Credit Suisse private bankers are also expected to work with clients “on both sides of a balance sheet,” DeChellis said, and to be familiar with “softer” issues such as wealth transfer and family planning.
In addition, the bank is also working hard to differentiate itself by carving out a reputation as an industry “thought leader,” hosting wealth management conferences for clients in cities across the country; it sponsored a young investors program and is working with New York University to produce an innovative philanthropy educational event for ultra-high net worth clients (view here).
Trying to crack top tier
To crack the top tier of the US private bank market, Credit Suisse must also “leverage the mothership platform” of its Swiss parent, said Alois Pirker, research director for Boston-based Aite Group.
“Right now, Credit Suisse has more of a brokerage model and is not quite in the top tier, with true private banks like JP Morgan Chase, Citi, Bessemer and Northern Trust,” Pirker said. “But Credit Suisse is well-positioned. It has a great brand name and access to the best thinking, lending capabilities and huge operations of a leading international bank.”
The profitable European private banking model combining lending and investment management has had difficulty gaining traction in the US, according to McLaughlin. Credit Suisse, he said, is a test case for whether a “credit-led banking approach can still work in the US when most US banks, with the exception of JP Morgan, have struggled to develop any scale in their wealth management line of business.”

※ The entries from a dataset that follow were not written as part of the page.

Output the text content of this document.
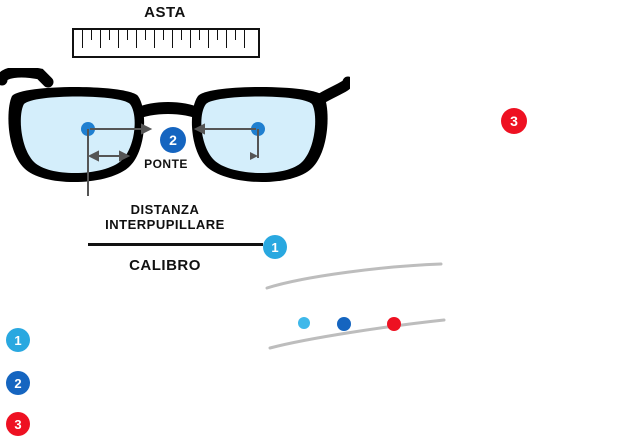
ASTA
2
PONTE
DISTANZA
INTERPUPILLARE
1
CALIBRO
3
1
2
3
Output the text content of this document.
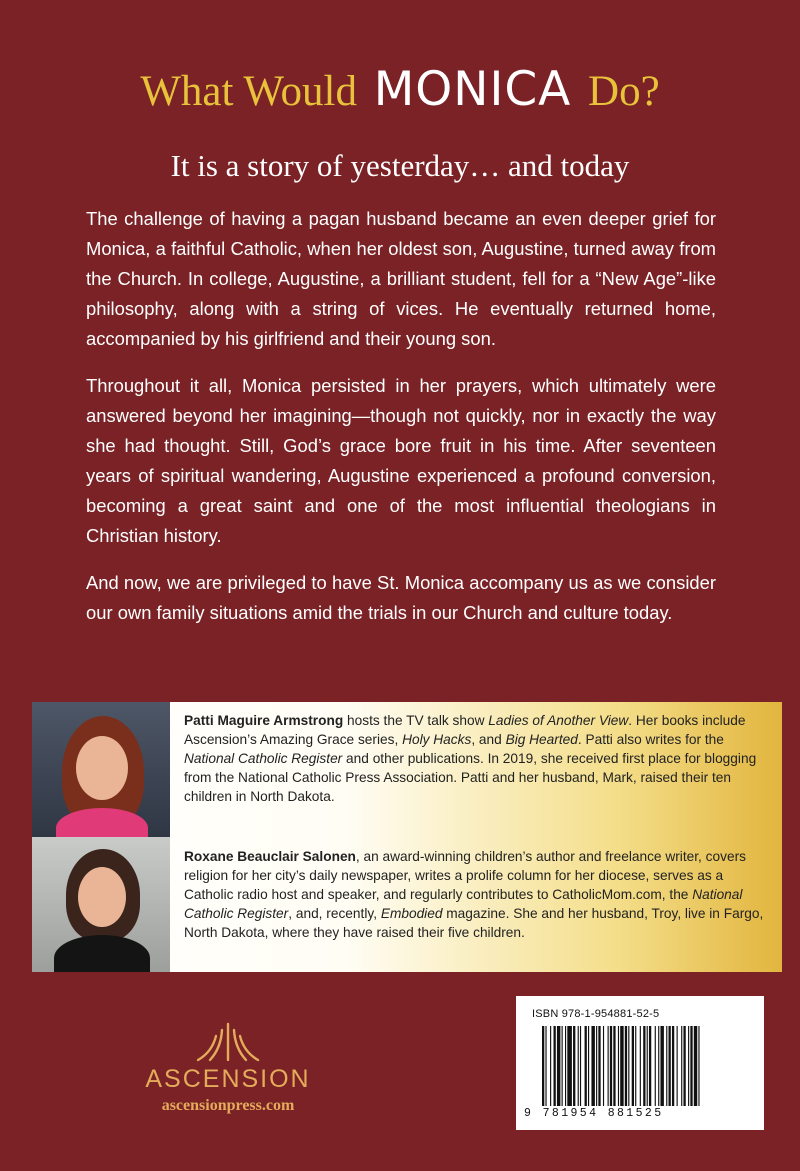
What Would MONICA Do?
It is a story of yesterday… and today

The challenge of having a pagan husband became an even deeper grief for Monica, a faithful Catholic, when her oldest son, Augustine, turned away from the Church. In college, Augustine, a brilliant student, fell for a “New Age”-like philosophy, along with a string of vices. He eventually returned home, accompanied by his girlfriend and their young son.

Throughout it all, Monica persisted in her prayers, which ultimately were answered beyond her imagining—though not quickly, nor in exactly the way she had thought. Still, God’s grace bore fruit in his time. After seventeen years of spiritual wandering, Augustine experienced a profound conversion, becoming a great saint and one of the most influential theologians in Christian history.

And now, we are privileged to have St. Monica accompany us as we consider our own family situations amid the trials in our Church and culture today.

Patti Maguire Armstrong hosts the TV talk show Ladies of Another View. Her books include Ascension’s Amazing Grace series, Holy Hacks, and Big Hearted. Patti also writes for the National Catholic Register and other publications. In 2019, she received first place for blogging from the National Catholic Press Association. Patti and her husband, Mark, raised their ten children in North Dakota.

Roxane Beauclair Salonen, an award-winning children’s author and freelance writer, covers religion for her city’s daily newspaper, writes a prolife column for her diocese, serves as a Catholic radio host and speaker, and regularly contributes to CatholicMom.com, the National Catholic Register, and, recently, Embodied magazine. She and her husband, Troy, live in Fargo, North Dakota, where they have raised their five children.

ASCENSION
ascensionpress.com
ISBN 978-1-954881-52-5
9 781954 881525
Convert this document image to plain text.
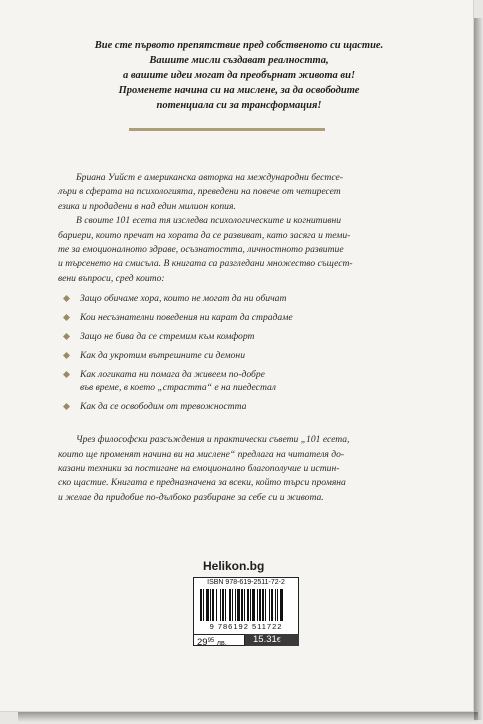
Вие сте първото препятствие пред собственото си щастие.
Вашите мисли създават реалността,
а вашите идеи могат да преобърнат живота ви!
Променете начина си на мислене, за да освободите
потенциала си за трансформация!

Бриана Уийст е американска авторка на международни бестсе-
лъри в сферата на психологията, преведени на повече от четиресет
езика и продадени в над един милион копия.

В своите 101 есета тя изследва психологическите и когнитивни
бариери, които пречат на хората да се развиват, като засяга и теми-
те за емоционалното здраве, осъзнатостта, личностното развитие
и търсенето на смисъла. В книгата са разгледани множество същест-
вени въпроси, сред които:

Защо обичаме хора, които не могат да ни обичат
Кои несъзнателни поведения ни карат да страдаме
Защо не бива да се стремим към комфорт
Как да укротим вътрешните си демони
Как логиката ни помага да живеем по-добре
във време, в което „страстта“ е на пиедестал
Как да се освободим от тревожността

Чрез философски разсъждения и практически съвети „101 есета,
които ще променят начина ви на мислене“ предлага на читателя до-
казани техники за постигане на емоционално благополучие и истин-
ско щастие. Книгата е предназначена за всеки, който търси промяна
и желае да придобие по-дълбоко разбиране за себе си и живота.

Helikon.bg
ISBN 978-619-2511-72-2
9 786192 511722
$29^{95}$ лв.	15.31€
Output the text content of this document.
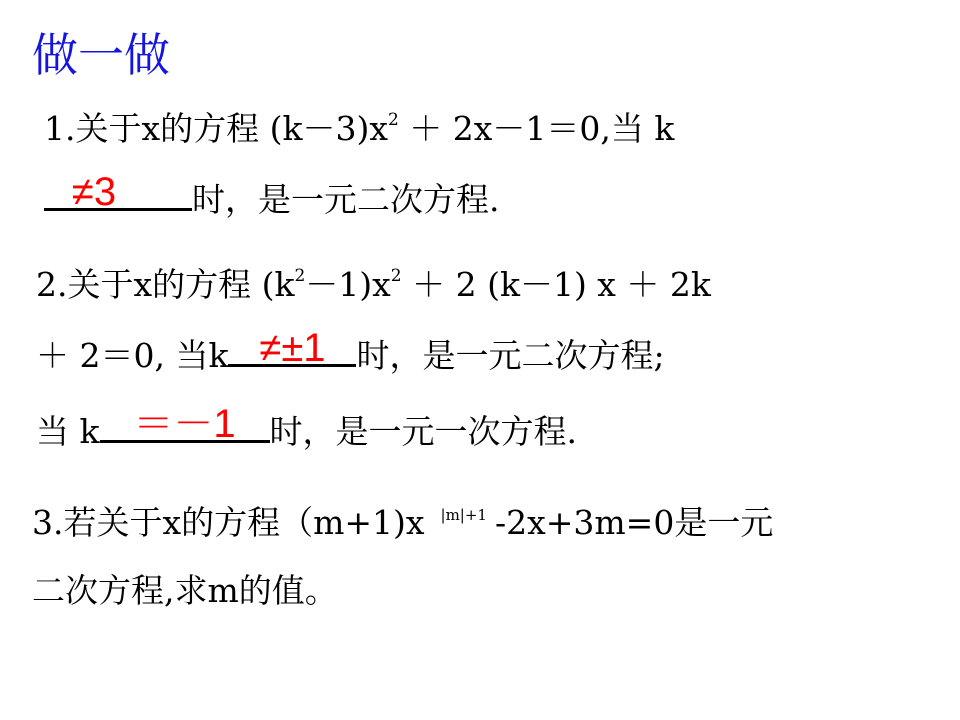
做一做
1.关于x的方程 $(k-3)x^2 + 2x-1=0$,当 k
≠3	时，是一元二次方程.
2.关于x的方程 $(k^2-1)x^2 + 2$ (k－1) x ＋ 2k
＋ 2＝0, 当k ≠±1 时，是一元二次方程;
当 k ＝－1	时，是一元一次方程.
3.若关于x的方程（m+1)x $^{|m|+1}$ -2x+3m=0是一元
二次方程,求m的值。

The integration of Credit Suisse private banking with the bank’s lending and investment banking arms is, in fact, “a strong suit,” characterized by close coordination across business lines, DeChellis said.
Lending limits?
“We can assemble a team of experts for clients for any aspect of the bank that is both efficient and effective,” he said. The bank’s lending capabilities were a “significant portion” of the private banking business, DeChellis said. But he also made a point to note that Credit Suisse was “a conservative bank,” which did not position itself as “the most aggressive lender.”
According to a report in the Wall Street Journal last month, Credit Suisse is considering restructuring its asset management unit and combining it with private banking to save costs. Asked to comment on the report, DeChellis said the bank’s asset management unit is “currently under review.”
As for competition, DeChellis said although the bank has no stated minimum for a client’s investable assets, at least half of its current clients had at least $30 million in investable assets, and the bank was targeting prospects with at least $10 million in investable assets and net worth over $25 million.
Despite the fiercely fought battle for those clients, DeChellis said high-quality, full service advice would win the day, not competing on price. Increased downward pressure on fees “hasn’t been a big issue” for Credit Suisse Private Bank Americas, he asserted. “We are very competitive, but price becomes a bigger issue in the absence of value. Our strategy is to provide high value add in our client relationships.”